То есть они всеми силами пытались убежать от Канта — и обнаружили его в конце дороги.

Потому что сколько бы щупалец длиннее ночи ни росло из Великого Внешнего, сколько бы автономных объектов, мёртвых космосов, машин, нефти и бесформенной слизи мы туда ни напихали, старик всё ещё стоит где-то в Кёнигсберге и задаёт довольно неудобный вопрос: а каким именно образом ты, находясь внутри человеческих условий познания, собираешься узнать, что существует независимо от них?

И это не единственная ирония, которую «Тёмные теории» оставляют напоследок.
Приверженцы теорий, наполненных безысходностью и пессимизмом, оказались на деле главными романтиками. Казалось бы, романтизм насквозь антропоцентричен: субъект, переживание, возвышенное, бездна, в которую человек смотрит и обнаруживает там в конечном счёте самого себя. Тёмные философы, напротив, пытаются человека из центра картины убрать. Мир не для нас. Природа не для нас. Космос не для нас. Объекты не обязаны являться нам, чтобы существовать. Человек — не смысл, не вершина и, возможно, вообще не особенно интересное событие в истории материи.
Но сам жест оказывается до смешного романтическим.

Потому что кто эти люди, если не пираты мысли, которым стало тесно внутри человеческого мира и которые отправились искать огромное, чужое, страшное, непостижимое Внешнее? Они пытаются вернуть философии всё то, что было вытеснено из неё рационализированным, расчерченным миром субъекта: бездну, ужас, нечеловеческое, непознаваемое, материю, существующую без всякой необходимости быть увиденной нами. Содержательно они объявляют войну антропоцентризму, но сам порыв — вырваться из маленького человеческого пространства и прикоснуться к чему-то неизмеримо большему — это же чистая романтика.
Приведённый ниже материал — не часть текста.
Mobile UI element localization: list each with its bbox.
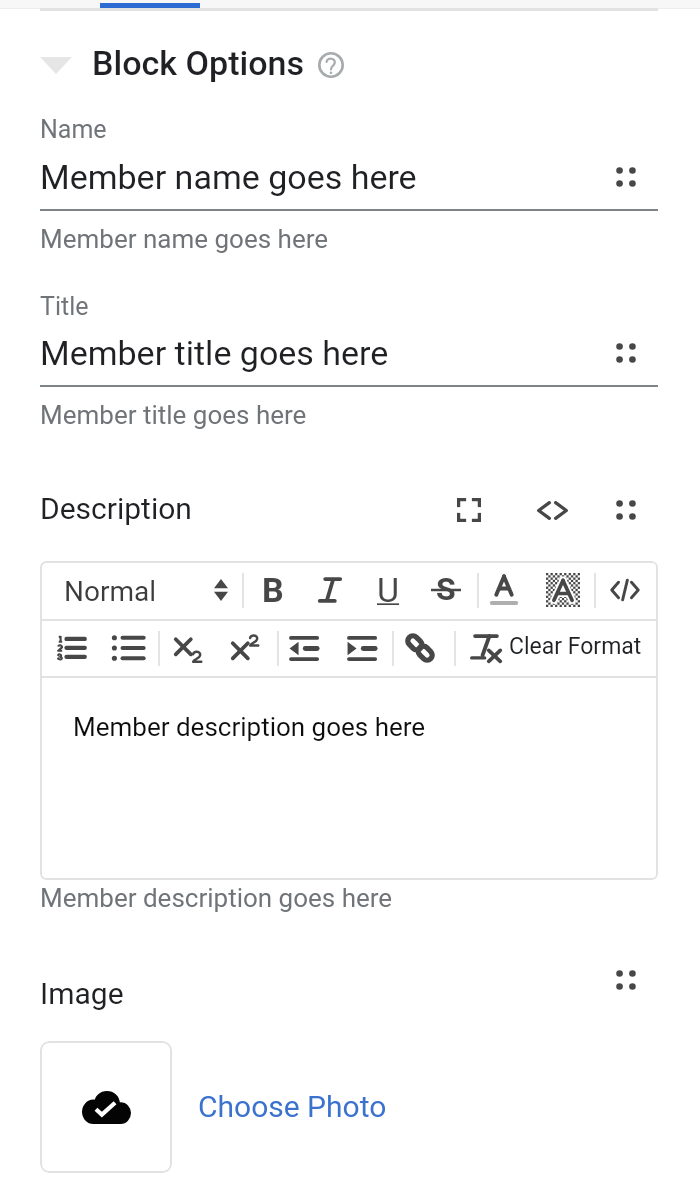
staticText: B <box>262 570 284 610</box>
button[interactable]: Bulleted list <box>99 619 157 677</box>
button[interactable]: Superscript <box>216 619 274 677</box>
staticText: Choose Photo <box>198 1089 387 1124</box>
button[interactable]: Underline <box>359 561 417 619</box>
staticText: Member name goes here <box>40 224 329 254</box>
staticText: Block Options <box>92 43 305 83</box>
staticText: Normal <box>64 575 157 608</box>
button[interactable]: Subscript <box>159 619 217 677</box>
staticText: S <box>436 570 456 608</box>
staticText: U <box>377 570 400 610</box>
staticText: Image <box>40 976 124 1011</box>
button[interactable]: Text color <box>475 561 533 619</box>
button[interactable]: Indent <box>332 619 390 677</box>
button[interactable]: Italic <box>301 561 359 619</box>
button[interactable]: Outdent <box>274 619 332 677</box>
button[interactable]: Insert link <box>391 619 449 677</box>
button[interactable]: Strikethrough <box>417 561 475 619</box>
button[interactable]: Paragraph style Normal <box>46 561 236 619</box>
button[interactable]: Code view <box>531 489 573 531</box>
button[interactable]: Reorder Name <box>605 156 647 198</box>
button[interactable]: Numbered list <box>42 619 100 677</box>
button[interactable]: Fullscreen <box>448 489 490 531</box>
button[interactable]: Highlight color <box>534 561 592 619</box>
staticText: Title <box>40 292 89 321</box>
button[interactable]: Source code <box>596 561 654 619</box>
staticText: Member title goes here <box>40 400 307 430</box>
button[interactable]: Current photo <box>40 1041 172 1173</box>
staticText: Member description goes here <box>40 883 393 913</box>
staticText: Description <box>40 491 192 526</box>
button[interactable]: Reorder Description <box>605 489 647 531</box>
staticText: Member title goes here <box>40 333 389 373</box>
staticText: Member description goes here <box>73 712 426 742</box>
button[interactable]: Choose Photo <box>190 1086 396 1128</box>
staticText: Name <box>40 115 107 144</box>
button[interactable]: Reorder Image <box>605 959 647 1001</box>
button[interactable]: Reorder Title <box>605 332 647 374</box>
button[interactable]: Clear Format <box>460 619 658 676</box>
staticText: Member name goes here <box>40 157 417 197</box>
button[interactable]: Bold <box>244 561 302 619</box>
button[interactable]: Collapse section <box>34 48 78 82</box>
button[interactable]: Help <box>314 48 347 81</box>
staticText: Clear Format <box>509 633 642 660</box>
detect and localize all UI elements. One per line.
Cам жест — тоска по Внешнему — оказывается романтическим.

И тут ловушка захлопывается ещё раз.

Потому что кто ищет Великое Внешнее? Мы. Кто придумал Великое Внешнее? Мы. Кто испытывает интеллектуальный восторг от мысли о том, что мир существовал миллиарды лет до появления человека и продолжит существовать после его исчезновения? Как ни обидно — снова человек. Даже утверждение «человек не имеет никакого особого значения для Вселенной» остаётся человеческим высказыванием о Вселенной и месте человека в ней.

Получается почти рекурсивная конструкция: чем отчаяннее субъект пытается выйти из субъекта, тем отчетливее становится виден сам субъект, совершающий эту попытку.
И где-то здесь я внезапно поняла, зачем мне понадобился Кант.

Не потому, что я наконец разобралась в его философии — это было бы слишком смелое заявление после нескольких неудачных подходов и одной книги о людях, которые с ним спорили. Но впервые Кант перестал быть для меня великим кёнигсбергским философом, которого положено когда-нибудь прочитать, особенно если уж живёшь на его земле.

Появился вопрос, ради которого мне действительно интересно к нему вернуться: что именно он сделал с отношениями человека и мира такого, что через двести лет философы всё ещё пытаются выбраться за проведённую им границу? И почему, сколько бы они ни уходили от неё, маршрут снова приводит к Канту? Кажется, старик зациклил его так же, как когда-то свой ежедневный путь по улицам Кёнигсберга. По крайней мере, если верить ещё одному мифу о местном боге.